Pamela Uba, a 26-year-old medical scientist, has made history by becoming the first Black woman to be crowned Miss Ireland on Sunday, Sep. 5.
Uba moved to Ireland from South Africa as an asylum seeker with her mother and three siblings when she was seven.
“I remember thinking it was strange that I couldn’t hear gunshots when I arrived,” Uba told the Irish Times.
She and her family lived in a direct provision center, an Irish government system of asylum seeker accommodation, where her mother was given only €9 (US$10) for each child every week, before moving to County Mayo in the west of the country.
She later went on to become an Irish citizen, studying medical sciences at university, and now works as a medical scientist at University Hospital Galway.
She has since raised money to support education for children in direct provision, a system that has been criticized by human rights organizations as illegal and inhumane.
Uba said she got into pageants by accident. She had been working at the bar at the Miss Galway competition when a judge thought she was a contestant and encouraged her to take part. As a woman with no previous modeling experience, Uba went on to win Miss Galway 2020 in March last year.
However, after her win, she became the target of racist abuse and trolling on social media.
“I’ve experienced racism, and it’s horrible to hear people telling me to go back to my country when I’ve worked so hard to make Ireland my home,” she told the Irish Times.
On Sunday, Sep. 5, Uba was named the first Black Miss Ireland in the competition’s 74-year history.

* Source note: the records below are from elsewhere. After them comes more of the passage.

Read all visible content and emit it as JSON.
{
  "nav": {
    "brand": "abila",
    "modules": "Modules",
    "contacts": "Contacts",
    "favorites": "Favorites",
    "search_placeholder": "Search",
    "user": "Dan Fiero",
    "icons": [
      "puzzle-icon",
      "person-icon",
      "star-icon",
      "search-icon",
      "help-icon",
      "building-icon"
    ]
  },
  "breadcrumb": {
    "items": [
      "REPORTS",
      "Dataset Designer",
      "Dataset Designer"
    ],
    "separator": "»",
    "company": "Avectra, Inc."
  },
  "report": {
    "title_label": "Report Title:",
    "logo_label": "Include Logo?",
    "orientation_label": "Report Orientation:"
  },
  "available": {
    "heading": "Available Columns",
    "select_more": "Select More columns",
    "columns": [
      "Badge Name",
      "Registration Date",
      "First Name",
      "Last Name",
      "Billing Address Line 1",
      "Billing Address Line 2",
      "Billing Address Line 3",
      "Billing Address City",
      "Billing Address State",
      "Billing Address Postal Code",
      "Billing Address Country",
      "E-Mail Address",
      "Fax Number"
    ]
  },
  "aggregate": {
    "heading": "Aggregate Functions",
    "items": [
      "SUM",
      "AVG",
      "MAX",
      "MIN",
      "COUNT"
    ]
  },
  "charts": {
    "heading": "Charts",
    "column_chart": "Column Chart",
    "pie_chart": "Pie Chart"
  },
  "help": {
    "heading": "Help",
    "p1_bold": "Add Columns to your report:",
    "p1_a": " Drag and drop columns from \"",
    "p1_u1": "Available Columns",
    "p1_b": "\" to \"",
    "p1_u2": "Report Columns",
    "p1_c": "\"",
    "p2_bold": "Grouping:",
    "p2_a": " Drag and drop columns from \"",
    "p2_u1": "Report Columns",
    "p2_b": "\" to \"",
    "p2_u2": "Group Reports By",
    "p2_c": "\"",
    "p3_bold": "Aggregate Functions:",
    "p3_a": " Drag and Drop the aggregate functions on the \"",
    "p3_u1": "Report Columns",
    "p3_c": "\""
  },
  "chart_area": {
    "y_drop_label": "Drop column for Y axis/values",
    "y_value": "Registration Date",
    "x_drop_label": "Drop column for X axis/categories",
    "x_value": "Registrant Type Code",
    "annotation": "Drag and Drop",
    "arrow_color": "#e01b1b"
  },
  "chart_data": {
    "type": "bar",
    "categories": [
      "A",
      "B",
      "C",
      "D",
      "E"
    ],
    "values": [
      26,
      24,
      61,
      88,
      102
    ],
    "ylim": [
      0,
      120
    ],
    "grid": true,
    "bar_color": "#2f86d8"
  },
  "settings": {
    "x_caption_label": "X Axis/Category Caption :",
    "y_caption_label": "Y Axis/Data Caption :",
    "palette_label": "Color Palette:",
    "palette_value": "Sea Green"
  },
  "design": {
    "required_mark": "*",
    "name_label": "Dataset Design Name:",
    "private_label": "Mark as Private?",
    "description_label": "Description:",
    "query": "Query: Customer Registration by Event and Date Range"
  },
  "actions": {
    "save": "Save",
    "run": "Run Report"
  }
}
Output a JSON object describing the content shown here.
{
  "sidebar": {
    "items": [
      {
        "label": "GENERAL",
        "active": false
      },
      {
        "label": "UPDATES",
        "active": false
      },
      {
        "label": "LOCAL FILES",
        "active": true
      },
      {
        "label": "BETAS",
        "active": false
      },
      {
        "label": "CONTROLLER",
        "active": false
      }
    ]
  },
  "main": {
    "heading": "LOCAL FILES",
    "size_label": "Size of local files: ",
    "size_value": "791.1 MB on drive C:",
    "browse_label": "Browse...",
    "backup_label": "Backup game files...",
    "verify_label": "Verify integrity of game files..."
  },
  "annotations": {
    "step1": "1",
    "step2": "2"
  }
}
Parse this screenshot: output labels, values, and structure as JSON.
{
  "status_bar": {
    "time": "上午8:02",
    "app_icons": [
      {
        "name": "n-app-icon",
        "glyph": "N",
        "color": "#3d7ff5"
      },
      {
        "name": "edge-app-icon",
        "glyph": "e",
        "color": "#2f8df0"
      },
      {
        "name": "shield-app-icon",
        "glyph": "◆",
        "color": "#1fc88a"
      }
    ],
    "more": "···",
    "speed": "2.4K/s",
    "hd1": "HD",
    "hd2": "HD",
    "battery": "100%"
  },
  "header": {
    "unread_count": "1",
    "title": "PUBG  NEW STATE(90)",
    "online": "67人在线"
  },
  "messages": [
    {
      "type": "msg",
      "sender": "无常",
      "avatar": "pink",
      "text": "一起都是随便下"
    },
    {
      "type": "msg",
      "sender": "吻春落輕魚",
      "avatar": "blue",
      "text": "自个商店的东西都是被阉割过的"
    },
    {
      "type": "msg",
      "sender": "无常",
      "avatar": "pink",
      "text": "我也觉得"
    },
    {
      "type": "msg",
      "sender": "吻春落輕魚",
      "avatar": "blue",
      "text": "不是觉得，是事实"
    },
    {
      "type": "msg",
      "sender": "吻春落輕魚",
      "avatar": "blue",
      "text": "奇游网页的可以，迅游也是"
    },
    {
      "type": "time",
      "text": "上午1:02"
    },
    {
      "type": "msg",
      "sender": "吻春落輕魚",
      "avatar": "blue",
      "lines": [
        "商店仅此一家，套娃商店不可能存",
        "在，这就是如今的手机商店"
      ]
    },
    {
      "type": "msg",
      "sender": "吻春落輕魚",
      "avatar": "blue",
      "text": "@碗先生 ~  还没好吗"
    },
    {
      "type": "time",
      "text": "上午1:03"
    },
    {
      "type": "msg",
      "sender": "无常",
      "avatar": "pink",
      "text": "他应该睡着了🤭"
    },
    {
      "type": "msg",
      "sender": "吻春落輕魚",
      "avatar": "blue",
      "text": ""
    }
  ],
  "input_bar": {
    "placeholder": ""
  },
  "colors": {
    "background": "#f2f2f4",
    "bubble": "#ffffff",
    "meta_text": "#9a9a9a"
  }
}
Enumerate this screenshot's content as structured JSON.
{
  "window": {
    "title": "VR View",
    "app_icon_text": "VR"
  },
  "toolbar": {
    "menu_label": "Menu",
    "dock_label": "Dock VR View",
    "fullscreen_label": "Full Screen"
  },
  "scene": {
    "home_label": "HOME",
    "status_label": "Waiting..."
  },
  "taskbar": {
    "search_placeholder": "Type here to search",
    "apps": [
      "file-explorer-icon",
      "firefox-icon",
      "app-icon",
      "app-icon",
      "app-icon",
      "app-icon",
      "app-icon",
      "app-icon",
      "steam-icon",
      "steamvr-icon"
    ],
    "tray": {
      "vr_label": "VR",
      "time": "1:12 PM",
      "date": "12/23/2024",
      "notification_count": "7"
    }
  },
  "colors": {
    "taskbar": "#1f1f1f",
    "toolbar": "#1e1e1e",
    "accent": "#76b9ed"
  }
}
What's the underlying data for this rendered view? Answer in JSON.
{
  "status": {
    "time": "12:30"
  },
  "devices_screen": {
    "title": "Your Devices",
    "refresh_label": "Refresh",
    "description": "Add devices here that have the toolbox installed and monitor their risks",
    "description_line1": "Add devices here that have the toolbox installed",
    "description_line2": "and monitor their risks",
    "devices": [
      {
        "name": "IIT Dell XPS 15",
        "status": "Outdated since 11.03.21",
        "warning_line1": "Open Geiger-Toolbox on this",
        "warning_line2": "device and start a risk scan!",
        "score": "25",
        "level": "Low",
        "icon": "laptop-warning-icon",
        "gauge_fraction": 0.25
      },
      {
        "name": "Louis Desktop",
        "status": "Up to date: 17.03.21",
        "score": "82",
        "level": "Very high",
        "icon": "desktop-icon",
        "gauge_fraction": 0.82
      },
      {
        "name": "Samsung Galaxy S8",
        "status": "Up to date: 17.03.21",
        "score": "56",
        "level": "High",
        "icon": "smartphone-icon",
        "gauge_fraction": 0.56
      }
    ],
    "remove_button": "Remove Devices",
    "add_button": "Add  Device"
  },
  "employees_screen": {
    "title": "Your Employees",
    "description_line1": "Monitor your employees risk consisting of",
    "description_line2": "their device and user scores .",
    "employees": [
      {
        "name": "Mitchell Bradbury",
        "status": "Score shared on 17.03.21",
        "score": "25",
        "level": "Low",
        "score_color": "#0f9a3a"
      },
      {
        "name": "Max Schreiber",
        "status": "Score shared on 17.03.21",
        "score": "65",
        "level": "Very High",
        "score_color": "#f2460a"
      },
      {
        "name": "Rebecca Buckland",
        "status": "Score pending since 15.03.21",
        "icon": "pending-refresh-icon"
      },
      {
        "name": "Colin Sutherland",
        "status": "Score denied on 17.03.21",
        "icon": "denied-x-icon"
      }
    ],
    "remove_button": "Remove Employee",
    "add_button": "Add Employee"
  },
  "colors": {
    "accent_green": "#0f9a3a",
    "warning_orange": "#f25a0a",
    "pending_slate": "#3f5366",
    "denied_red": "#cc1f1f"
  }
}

It’s “crazy to imagine that 74 years went by before anyone different won this,” Uba said. “It means so much to me, I am so grateful I can show girls that color is not something that holds you back and it doesn’t matter where you come from, the world is your oyster.”
“It feels amazing to be that face that young Black girls can look at and say, ‘yes she did that, so we can as well.'” Uba told the BBC.
“You are good enough, and your authenticity makes you unique,” she added. “Don’t put yourself in a box, please break those stereotypes and show them what we’re made of.”
She said she hopes to use her win to show a more diverse Ireland and will go on to represent the country at the 2022 Miss World competition in Puerto Rico.